I need prayers because for so many years I’ve had maladaptive daydreams, which are essentially fake scenarios in my head of situations and people. I’m realizing the damage that it causes to my own heart, especially when things don’t turn out how they do in the daydreams. I envision what I want things to turn out to be, and forget that God has a bigger and better plan. I just met a man, and for the first time in years I feel like I’ve fallen in love with the Jesus in Him. He’s the first Man of God I’ve met, but he lives in a different state and is older than me. Please pray that if it’s in His will for both of us, that we can make a relationship work out in the future that’s built on Christ. That He prepares both of us accordingly for our future spouses (even if it isn’t each other), and that my heart’s desires can change to what the Lord desires. I don’t want to jeopardize the relationship we could possibly have with my own fantasies. I think I like this man in a romantic way, but I keep on getting lustful thoughts in my head about him.

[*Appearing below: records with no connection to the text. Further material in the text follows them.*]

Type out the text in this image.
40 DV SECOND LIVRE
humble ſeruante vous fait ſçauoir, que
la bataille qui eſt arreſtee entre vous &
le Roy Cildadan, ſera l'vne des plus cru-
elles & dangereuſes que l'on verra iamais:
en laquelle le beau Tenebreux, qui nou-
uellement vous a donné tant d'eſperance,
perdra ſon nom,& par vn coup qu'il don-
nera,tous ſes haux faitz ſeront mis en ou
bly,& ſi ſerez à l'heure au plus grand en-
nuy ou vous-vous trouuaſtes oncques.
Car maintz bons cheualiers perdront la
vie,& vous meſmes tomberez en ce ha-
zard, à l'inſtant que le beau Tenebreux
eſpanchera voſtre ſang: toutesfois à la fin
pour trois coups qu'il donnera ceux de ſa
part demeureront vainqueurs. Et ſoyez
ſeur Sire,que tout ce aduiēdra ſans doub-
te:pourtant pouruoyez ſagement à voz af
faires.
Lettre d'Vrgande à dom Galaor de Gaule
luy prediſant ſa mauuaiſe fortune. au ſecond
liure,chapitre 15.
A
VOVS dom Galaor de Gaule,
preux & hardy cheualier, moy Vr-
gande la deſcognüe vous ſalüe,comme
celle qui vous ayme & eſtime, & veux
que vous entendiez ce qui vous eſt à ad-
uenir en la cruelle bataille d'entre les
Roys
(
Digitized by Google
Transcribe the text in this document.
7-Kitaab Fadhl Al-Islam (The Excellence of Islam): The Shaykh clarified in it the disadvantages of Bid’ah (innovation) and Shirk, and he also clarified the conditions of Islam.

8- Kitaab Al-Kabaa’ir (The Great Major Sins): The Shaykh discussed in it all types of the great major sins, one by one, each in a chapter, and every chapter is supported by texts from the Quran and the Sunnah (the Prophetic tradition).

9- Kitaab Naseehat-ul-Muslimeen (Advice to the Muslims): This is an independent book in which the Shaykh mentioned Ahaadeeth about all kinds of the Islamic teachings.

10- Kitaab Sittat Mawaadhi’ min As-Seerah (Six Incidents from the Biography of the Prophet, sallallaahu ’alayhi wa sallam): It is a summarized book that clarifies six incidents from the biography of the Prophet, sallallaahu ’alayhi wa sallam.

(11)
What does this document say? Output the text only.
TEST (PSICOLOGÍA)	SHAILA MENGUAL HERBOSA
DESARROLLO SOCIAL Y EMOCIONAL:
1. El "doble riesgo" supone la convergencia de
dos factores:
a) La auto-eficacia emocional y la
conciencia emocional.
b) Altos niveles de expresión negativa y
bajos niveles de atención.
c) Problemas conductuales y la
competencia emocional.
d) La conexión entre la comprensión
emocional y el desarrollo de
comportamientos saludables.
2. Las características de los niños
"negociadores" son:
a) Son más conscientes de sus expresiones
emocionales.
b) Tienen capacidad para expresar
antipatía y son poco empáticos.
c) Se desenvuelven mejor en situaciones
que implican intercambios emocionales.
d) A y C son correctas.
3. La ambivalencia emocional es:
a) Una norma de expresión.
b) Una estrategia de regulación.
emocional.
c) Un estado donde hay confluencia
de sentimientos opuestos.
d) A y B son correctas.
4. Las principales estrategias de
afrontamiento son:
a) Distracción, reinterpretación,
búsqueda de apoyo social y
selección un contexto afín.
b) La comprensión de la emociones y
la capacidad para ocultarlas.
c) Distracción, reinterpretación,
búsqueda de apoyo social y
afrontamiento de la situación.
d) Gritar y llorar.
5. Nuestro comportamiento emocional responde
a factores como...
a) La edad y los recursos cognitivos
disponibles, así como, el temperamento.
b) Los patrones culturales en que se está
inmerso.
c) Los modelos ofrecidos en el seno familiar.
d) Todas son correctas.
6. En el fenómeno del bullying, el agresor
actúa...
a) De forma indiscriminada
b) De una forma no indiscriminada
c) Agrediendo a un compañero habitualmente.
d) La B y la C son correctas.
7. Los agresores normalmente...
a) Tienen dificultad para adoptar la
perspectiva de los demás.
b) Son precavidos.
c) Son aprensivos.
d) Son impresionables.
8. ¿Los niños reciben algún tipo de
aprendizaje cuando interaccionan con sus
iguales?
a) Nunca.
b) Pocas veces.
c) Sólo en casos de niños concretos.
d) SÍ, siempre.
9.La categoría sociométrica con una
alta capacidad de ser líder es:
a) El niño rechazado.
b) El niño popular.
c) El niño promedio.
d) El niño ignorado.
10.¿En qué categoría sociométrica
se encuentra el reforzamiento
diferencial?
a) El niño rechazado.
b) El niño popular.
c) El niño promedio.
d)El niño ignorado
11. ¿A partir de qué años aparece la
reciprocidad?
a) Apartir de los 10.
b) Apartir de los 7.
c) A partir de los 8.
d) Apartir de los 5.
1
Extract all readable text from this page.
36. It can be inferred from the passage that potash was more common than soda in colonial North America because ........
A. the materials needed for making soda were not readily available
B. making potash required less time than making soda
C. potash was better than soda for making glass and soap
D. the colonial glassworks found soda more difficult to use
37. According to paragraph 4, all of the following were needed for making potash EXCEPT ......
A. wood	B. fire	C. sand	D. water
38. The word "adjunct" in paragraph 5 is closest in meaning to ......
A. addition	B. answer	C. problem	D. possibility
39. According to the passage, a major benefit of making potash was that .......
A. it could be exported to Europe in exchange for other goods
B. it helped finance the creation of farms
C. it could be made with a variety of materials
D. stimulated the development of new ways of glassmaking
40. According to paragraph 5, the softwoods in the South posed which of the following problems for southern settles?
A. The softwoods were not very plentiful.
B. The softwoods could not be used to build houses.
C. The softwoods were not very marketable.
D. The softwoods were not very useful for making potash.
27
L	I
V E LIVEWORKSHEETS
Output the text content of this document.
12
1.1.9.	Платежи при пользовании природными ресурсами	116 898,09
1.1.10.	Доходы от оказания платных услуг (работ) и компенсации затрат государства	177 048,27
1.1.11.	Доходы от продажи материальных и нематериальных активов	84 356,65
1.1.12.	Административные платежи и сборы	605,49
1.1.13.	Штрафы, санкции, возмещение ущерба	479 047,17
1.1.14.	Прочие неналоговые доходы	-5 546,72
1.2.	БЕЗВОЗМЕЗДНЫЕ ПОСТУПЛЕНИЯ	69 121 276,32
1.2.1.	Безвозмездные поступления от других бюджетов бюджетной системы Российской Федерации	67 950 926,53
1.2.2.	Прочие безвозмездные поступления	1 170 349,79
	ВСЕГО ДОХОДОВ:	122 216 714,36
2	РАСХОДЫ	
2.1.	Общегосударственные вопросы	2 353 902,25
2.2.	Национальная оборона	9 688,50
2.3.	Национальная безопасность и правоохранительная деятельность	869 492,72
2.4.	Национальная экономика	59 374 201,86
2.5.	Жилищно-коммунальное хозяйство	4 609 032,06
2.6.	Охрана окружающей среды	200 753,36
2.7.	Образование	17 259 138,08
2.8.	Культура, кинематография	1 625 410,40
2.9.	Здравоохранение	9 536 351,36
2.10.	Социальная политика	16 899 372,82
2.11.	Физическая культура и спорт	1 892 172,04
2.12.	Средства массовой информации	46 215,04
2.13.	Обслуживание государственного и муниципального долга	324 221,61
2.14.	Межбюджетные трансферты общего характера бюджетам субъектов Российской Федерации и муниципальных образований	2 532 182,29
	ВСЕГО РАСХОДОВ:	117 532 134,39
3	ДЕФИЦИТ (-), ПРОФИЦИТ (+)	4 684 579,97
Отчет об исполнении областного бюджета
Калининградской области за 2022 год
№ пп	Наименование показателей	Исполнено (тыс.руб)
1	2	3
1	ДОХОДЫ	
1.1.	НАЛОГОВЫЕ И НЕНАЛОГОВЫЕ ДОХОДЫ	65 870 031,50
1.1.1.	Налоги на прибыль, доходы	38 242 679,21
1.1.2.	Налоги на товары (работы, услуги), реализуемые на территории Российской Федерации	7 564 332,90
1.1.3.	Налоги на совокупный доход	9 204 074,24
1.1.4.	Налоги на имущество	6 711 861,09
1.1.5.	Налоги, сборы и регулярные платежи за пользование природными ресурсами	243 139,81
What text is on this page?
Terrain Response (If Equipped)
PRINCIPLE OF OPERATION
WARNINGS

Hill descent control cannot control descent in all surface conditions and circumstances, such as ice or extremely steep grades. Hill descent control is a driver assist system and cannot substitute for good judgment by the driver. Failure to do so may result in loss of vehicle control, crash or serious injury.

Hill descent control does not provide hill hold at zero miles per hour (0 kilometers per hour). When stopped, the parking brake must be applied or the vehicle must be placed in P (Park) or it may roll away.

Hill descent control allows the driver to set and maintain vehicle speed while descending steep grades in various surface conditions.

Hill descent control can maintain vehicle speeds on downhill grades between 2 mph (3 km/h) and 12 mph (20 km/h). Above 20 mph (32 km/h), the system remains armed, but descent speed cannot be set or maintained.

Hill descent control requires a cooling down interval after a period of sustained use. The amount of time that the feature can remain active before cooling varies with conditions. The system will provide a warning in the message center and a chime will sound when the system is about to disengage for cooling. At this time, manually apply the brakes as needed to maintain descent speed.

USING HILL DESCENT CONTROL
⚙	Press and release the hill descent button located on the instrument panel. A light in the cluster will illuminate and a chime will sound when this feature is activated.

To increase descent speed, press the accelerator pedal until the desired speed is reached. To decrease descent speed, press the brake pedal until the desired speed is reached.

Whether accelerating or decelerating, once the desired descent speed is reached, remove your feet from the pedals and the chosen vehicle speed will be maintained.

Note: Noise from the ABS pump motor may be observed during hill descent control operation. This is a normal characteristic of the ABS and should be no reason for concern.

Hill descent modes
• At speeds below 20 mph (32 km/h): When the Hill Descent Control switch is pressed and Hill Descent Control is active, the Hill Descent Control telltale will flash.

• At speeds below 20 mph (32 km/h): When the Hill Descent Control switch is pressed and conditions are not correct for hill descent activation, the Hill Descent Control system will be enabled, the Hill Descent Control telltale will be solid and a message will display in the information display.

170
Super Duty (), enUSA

Prayer Focus: God, Thank You for loving me. Thank You for loving me, Jesus. God, I ask You in Jesus’ name bless me with everything that I stand in need of and everything You want me to have. Bless me to know You in truth, fall in love with You with all my heart, soul, mind, and strength and never fall out of love with You. Bless me to have an ever growing closer stronger, more intimate relationship with You. Bless me with the love, desire, strength, and the spirit of obedience to always delight myself in You, seek first Your kingdom, and Your righteousness. Help and strengthen me God to always respect and obey You. Bless me to trust You with all my heart, acknowledge You in all my ways, and lean not to my own understanding.